L'atleta azzurro è stato eliminato con tre errori a 2,35. L'oro al qatariota Mutaz Essa Barshim che ha saltato 2,37 metri

Mondiali di atletica: niente medaglia per Tamberi, chiude quarto a 2,33 metri
@ansa
Gianmarco Tamberi mondiali Atletica

Non c'è medaglia per Gianmarco Tamberi che ha chiusoal quarto posto la finale del salto in alto dei Campionati mondiali di Eugene.

L'azzurro è stato comunque protagonista di una prestazione tecnica molto buona superando l'asticella a 2,33 metri (primato stagionale). Tamberi è stato eliminato con tre errori a 2,35. 

Tamberi: “Ci ho messo l'anima e il cuore”

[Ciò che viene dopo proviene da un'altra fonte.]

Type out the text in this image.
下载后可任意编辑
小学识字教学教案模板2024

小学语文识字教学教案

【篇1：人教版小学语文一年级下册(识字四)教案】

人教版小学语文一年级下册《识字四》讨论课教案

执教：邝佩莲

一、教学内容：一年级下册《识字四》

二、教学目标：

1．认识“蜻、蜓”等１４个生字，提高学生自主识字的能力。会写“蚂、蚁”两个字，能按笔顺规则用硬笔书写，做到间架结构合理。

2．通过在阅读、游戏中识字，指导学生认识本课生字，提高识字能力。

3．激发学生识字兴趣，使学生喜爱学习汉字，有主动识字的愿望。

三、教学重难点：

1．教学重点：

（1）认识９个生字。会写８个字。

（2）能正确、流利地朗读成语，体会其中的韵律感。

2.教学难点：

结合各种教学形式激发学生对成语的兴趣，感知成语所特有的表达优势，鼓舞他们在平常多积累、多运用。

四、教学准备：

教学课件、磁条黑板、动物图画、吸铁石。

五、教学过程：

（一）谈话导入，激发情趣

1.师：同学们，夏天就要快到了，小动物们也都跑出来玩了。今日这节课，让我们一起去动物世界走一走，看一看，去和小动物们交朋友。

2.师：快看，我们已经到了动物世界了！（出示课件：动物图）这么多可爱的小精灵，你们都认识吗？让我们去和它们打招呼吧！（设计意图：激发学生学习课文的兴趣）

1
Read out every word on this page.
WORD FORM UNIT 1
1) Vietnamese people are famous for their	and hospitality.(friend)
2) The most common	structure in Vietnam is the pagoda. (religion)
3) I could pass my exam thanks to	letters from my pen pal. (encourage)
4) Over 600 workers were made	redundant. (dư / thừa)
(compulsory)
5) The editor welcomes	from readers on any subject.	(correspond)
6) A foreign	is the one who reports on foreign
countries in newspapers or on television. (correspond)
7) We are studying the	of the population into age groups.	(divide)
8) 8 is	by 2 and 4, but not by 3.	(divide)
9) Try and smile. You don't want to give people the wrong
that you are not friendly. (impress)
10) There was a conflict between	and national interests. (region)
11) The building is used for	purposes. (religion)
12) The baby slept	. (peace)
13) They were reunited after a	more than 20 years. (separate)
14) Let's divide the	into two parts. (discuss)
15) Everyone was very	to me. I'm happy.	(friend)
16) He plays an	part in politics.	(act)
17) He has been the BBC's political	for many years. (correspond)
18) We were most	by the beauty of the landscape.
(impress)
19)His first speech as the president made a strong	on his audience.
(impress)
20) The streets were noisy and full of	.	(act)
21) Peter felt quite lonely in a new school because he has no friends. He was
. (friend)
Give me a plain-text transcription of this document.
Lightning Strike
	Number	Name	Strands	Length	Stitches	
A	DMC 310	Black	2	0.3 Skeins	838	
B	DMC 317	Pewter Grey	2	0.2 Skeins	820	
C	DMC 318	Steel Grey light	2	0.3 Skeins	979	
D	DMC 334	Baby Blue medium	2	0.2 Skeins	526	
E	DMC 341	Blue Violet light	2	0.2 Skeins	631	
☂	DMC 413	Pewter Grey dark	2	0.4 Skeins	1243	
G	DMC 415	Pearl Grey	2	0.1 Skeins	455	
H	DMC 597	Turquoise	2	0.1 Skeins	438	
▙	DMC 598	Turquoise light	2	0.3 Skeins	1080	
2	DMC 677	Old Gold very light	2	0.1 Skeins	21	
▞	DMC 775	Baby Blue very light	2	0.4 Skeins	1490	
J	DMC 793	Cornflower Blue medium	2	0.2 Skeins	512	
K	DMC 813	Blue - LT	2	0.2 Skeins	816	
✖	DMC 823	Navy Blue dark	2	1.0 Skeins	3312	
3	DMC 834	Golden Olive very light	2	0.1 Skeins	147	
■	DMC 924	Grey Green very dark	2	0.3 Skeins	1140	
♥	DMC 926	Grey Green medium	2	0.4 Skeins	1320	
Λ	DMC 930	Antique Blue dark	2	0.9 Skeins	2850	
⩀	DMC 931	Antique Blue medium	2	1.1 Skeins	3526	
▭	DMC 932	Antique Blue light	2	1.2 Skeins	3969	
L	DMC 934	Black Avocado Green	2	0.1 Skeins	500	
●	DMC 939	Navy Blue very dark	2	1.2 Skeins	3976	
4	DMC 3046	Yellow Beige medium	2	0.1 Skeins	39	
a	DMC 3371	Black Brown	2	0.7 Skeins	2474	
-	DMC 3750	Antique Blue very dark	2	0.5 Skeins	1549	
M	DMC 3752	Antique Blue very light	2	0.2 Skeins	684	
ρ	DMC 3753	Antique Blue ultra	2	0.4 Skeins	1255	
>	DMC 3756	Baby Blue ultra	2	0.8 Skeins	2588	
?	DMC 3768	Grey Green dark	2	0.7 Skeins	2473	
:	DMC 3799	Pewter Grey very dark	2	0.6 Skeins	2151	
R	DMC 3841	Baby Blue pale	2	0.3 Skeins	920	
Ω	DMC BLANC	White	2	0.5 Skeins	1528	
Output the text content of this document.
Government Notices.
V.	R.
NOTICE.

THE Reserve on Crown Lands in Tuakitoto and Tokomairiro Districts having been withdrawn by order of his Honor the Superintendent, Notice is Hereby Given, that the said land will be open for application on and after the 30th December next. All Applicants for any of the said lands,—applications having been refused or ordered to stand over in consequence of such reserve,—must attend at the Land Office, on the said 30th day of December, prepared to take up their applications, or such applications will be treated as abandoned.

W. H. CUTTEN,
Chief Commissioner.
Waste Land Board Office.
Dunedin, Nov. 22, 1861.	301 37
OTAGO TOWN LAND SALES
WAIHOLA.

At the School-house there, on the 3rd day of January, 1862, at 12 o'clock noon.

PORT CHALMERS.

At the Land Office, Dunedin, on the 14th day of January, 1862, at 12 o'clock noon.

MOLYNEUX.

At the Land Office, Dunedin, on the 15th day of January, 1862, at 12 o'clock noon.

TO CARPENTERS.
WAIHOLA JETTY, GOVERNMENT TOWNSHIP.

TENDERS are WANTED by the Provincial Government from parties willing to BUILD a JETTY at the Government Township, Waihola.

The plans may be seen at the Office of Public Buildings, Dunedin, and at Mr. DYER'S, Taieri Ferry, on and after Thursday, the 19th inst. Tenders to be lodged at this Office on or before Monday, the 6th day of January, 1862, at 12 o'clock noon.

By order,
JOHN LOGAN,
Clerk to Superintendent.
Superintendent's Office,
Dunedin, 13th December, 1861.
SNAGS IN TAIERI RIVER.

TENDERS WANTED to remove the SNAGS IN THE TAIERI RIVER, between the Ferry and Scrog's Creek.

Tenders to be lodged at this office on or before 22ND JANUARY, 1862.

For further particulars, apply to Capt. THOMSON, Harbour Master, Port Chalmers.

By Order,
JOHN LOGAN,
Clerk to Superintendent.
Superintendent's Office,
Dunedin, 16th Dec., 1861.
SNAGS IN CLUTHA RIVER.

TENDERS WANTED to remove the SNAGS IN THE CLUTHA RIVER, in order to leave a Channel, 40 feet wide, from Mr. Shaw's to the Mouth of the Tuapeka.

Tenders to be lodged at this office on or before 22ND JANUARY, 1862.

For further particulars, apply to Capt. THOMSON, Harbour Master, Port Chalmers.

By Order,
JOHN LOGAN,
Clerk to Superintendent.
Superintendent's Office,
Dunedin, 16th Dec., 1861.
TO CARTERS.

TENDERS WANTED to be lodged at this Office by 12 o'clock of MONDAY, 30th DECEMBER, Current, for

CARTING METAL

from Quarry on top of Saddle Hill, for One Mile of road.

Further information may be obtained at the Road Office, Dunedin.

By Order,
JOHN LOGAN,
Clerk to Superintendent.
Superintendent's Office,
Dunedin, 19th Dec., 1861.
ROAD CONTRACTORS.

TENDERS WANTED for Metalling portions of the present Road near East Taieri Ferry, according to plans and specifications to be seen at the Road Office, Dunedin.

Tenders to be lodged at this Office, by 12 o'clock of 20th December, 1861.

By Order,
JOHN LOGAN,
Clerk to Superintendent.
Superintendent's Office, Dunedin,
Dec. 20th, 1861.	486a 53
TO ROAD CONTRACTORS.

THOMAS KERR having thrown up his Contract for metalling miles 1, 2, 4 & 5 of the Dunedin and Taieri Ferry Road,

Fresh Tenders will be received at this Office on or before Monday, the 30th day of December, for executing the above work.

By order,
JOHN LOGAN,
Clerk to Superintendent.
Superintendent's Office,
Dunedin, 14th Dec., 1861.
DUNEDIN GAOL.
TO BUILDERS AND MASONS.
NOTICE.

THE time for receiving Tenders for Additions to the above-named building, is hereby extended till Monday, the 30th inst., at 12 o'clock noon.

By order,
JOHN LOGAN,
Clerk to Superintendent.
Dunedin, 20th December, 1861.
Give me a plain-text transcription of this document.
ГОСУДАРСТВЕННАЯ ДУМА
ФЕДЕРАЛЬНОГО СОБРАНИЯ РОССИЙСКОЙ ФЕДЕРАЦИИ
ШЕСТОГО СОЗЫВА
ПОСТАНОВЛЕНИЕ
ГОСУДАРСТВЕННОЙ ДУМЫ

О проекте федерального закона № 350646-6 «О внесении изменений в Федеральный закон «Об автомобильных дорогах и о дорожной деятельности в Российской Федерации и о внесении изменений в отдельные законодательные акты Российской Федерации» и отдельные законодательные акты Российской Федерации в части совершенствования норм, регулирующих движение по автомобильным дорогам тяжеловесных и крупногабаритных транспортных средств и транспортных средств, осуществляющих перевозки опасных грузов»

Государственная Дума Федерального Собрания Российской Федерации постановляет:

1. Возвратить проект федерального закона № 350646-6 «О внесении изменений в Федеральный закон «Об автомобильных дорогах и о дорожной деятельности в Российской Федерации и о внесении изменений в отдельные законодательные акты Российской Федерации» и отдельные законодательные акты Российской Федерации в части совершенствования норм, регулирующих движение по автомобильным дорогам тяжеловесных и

"Non posso lamentarmi di come sono riuscito a gestire la gara: in pochi avrebbero messo anche solo un euro su 2,33 oggi vista anche la qualificazione in cui ho speso tante energie. Non posso  dire di essere contento perché con la medaglia di legno ci faccio veramente poco, ma non posso 
lamentarmi perché sono arrivato qui in condizioni difficili". Così Gianmarco Tamberi al termine della finale del salto in alto.

"So di stare bene, a parte questi dolori ogni volta che faccio la rincorsa: oggi ho dovuto lottare  tanto con le mie difficoltà e mettere a posto le cose salto dopo salto- ha aggiunto 'Gimbo' ai microfoni della Rai- Ma quando indosso la maglia dell'Italia mi riesco a trasformare davvero. 

Stamattina mi sono svegliato e avevo voglia di spaccare tutto. Alla fine ce l'ho anche quasi fatta, ma il merito va a loro che sono andati fino a 2,37", ha detto riferendosi a Barshim, nuovo campione del mondo, e al coreano Woo Sanghyeok, argento, che ha saltato 2,35. "Io ci ho messo l'anima e il cuore ma non sono riuscito a portare a casa niente se non un esempio di resilienza".